News

H1N1 researcher, ICU doctor urges students to get vaccinated

Publication YearIssue Date 

A prominent doctor behind an H1N1 study says people who choose not to get the vaccination are "idiots."

"I think you'd have to be an idiot not to take the vaccine," said Dr. Anand Kumar in a telephone interview from Winnipeg.

Kumar is an intensivist with the Winnipeg Regional Health Authority and an associate professor of critical care and infectious disease at the University of Manitoba.

"I think you are badly misinformed or you're not real bright if you're not getting the vaccine," said Kumar, who has received the shot, as have his four children.

Kumar is the corresponding author of H1N1 research published Oct. 12 that made headlines from Halifax to Vancouver.

The study, by members of the Canadian Critical Care Trials group, revealed that a portion of severe H1N1 infections are occurring among previously healthy teens and young adults, a pattern which was last seen in 1918 with the Spanish flu.

"The fact that young people have been hit in this is pandemic is not a surprise," said Kumar.

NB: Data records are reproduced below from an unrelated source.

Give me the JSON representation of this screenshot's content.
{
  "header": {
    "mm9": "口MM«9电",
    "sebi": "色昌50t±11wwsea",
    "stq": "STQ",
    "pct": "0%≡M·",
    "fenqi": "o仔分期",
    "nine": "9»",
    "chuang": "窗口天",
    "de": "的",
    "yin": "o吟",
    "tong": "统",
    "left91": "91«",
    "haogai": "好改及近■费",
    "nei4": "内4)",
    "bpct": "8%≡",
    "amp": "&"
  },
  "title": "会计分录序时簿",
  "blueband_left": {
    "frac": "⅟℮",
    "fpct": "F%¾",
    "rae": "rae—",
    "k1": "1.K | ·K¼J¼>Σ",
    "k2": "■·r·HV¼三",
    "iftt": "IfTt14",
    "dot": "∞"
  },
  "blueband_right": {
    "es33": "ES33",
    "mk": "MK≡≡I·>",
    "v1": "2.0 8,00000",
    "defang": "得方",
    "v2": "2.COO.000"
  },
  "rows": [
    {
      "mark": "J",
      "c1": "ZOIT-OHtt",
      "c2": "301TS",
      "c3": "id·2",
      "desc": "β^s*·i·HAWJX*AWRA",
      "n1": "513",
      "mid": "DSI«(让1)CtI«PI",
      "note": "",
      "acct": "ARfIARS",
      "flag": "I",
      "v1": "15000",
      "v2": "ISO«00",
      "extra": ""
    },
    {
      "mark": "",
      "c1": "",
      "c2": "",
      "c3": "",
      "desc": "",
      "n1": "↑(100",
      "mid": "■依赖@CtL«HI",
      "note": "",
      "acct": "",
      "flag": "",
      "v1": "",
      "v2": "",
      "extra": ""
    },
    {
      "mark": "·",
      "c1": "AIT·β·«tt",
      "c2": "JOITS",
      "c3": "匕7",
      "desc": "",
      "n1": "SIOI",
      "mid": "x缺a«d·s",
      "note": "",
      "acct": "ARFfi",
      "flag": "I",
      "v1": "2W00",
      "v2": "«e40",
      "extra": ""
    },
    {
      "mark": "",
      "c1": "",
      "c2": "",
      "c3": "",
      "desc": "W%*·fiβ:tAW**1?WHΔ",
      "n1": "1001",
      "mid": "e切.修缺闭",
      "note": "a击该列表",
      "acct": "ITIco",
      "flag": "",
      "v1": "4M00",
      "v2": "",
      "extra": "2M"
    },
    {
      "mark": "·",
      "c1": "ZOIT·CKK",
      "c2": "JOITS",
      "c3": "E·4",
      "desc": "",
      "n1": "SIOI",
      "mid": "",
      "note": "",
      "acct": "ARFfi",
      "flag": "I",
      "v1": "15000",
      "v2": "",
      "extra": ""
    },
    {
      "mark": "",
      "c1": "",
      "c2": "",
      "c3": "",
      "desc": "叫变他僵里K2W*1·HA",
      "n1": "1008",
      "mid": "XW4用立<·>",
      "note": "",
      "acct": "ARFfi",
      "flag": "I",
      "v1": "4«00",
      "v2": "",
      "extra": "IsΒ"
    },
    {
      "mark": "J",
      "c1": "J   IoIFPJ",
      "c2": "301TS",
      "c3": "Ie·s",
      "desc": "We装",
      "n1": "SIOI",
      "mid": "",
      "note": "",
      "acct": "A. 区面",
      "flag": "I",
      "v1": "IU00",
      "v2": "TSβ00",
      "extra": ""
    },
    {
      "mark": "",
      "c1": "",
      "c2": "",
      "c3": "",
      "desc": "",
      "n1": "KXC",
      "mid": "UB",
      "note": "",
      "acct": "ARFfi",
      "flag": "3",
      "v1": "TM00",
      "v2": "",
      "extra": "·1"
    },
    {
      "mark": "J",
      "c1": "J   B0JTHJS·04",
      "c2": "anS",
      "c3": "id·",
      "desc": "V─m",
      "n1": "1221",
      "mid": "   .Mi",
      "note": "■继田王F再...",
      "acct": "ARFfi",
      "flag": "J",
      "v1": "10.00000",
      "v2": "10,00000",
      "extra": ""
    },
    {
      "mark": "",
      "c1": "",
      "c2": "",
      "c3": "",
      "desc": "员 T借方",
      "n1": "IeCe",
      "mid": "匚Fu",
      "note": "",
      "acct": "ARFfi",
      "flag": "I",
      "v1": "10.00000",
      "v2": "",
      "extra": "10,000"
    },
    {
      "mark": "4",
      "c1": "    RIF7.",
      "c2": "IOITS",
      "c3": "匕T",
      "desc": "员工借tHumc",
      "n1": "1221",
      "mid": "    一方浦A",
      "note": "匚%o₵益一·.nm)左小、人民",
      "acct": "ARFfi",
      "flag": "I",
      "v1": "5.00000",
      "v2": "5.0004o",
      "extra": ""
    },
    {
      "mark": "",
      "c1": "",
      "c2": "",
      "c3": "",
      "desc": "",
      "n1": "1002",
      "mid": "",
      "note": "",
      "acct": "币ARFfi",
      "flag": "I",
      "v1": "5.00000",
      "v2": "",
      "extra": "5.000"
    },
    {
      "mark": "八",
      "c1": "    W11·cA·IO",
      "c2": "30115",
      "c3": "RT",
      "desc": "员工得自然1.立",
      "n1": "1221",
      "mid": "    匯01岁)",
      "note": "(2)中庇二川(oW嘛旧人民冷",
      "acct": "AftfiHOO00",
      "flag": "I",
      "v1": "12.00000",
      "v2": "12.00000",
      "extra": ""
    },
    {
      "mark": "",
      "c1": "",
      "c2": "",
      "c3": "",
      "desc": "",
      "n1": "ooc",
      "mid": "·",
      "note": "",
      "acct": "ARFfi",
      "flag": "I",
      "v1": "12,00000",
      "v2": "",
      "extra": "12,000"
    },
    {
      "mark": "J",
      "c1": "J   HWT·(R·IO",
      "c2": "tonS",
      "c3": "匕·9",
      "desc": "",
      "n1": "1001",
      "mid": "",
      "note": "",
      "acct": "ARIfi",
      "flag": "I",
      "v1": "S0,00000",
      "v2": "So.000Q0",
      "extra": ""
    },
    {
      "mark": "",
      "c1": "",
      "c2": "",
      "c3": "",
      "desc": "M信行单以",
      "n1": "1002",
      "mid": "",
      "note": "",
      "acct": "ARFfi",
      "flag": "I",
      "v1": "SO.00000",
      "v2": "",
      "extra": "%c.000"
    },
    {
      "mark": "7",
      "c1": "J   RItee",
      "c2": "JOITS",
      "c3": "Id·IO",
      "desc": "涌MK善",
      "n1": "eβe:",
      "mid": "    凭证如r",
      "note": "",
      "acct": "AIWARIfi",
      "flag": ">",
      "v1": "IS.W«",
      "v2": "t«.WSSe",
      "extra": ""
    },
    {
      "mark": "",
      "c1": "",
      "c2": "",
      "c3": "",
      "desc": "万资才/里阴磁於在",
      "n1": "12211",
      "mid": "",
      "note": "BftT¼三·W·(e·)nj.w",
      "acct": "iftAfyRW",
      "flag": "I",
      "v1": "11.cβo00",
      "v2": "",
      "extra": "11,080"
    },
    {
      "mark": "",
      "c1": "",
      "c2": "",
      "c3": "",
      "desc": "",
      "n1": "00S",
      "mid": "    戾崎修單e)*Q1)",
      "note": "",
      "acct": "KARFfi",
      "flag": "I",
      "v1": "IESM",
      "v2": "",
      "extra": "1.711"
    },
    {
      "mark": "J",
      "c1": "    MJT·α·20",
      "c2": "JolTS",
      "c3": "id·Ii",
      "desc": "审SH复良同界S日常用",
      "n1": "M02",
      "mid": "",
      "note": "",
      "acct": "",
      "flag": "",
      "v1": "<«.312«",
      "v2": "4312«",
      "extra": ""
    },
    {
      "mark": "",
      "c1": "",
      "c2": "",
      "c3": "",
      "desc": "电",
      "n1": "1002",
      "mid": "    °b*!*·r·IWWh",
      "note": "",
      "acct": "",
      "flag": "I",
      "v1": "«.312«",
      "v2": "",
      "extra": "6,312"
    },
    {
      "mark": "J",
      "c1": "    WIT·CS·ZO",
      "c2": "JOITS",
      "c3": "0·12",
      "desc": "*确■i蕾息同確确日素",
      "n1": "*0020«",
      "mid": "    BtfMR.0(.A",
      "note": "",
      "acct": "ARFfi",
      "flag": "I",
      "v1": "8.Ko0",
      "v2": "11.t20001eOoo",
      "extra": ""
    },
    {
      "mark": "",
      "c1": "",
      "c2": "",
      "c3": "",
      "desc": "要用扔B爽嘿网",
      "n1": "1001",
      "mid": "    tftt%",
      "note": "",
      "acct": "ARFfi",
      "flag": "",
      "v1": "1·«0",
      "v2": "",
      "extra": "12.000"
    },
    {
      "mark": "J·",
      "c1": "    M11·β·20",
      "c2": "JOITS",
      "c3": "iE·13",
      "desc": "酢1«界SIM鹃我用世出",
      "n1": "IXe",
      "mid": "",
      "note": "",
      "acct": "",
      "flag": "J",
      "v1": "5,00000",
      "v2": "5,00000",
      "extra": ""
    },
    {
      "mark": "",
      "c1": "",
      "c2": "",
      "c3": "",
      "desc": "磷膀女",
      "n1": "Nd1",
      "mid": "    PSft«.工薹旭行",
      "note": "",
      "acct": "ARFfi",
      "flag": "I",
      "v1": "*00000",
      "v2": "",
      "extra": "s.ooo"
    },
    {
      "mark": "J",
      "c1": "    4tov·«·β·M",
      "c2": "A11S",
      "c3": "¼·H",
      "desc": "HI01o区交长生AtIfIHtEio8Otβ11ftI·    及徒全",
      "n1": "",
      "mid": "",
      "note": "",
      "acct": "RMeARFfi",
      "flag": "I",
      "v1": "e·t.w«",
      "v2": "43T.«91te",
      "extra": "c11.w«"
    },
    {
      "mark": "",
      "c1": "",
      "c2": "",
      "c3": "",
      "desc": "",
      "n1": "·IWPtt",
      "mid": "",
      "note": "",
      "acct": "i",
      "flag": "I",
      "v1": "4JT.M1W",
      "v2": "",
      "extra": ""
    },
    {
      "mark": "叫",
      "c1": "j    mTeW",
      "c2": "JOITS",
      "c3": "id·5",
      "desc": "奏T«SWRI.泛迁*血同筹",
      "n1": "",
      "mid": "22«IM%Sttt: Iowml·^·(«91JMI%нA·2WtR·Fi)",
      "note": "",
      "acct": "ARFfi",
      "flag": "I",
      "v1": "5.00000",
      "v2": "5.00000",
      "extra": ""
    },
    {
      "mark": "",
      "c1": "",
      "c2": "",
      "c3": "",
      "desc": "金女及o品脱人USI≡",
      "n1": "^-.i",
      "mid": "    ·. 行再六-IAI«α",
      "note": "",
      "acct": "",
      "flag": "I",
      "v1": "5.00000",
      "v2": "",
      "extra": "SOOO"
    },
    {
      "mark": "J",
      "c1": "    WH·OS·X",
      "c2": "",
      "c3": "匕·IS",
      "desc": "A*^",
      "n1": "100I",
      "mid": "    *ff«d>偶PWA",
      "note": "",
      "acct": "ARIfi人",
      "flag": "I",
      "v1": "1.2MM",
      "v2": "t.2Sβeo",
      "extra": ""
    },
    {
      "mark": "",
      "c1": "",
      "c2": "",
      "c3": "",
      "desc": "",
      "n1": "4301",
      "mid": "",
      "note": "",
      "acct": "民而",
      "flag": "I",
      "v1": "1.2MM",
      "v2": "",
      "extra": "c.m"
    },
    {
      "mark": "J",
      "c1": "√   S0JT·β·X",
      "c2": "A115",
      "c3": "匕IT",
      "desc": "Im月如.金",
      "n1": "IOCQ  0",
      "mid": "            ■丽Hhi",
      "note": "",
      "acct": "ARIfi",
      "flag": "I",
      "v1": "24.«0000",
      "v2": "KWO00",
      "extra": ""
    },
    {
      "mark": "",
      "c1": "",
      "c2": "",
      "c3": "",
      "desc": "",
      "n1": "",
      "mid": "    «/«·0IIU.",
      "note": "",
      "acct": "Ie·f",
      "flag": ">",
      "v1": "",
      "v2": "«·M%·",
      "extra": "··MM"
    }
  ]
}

"But to see young people die is very unusual."

The research also called females higher propensity to develop severe H1N1 infection than males "striking."

Kumar said the research essentially shows that 66 per cent of flu victims were female, while 33 per cent were male.

"This is not what people are used to, they keep thinking this is the old flu but it's not. It's something different," said Kumar.

He said his strong feelings about the vaccination come from hours spent working in the ICU with H1N1 patients.

"I'm not talking as a researcher," said Kumar.

"I'm talking as a clinician whose spent a lot of time trying to save lives of some very young people struggling for their lives in the ICU."

Despite the surprising research, Kumar said people should not be too concerned about the flu that has dominated headlines in recent weeks.

"I don't think it's something to fear. If you are smart, you prepare for it," he said.

"It seemed to take the death of one healthy young kid to galvanize people's attention and two weeks later, everyone is rushing to get [the vaccination]."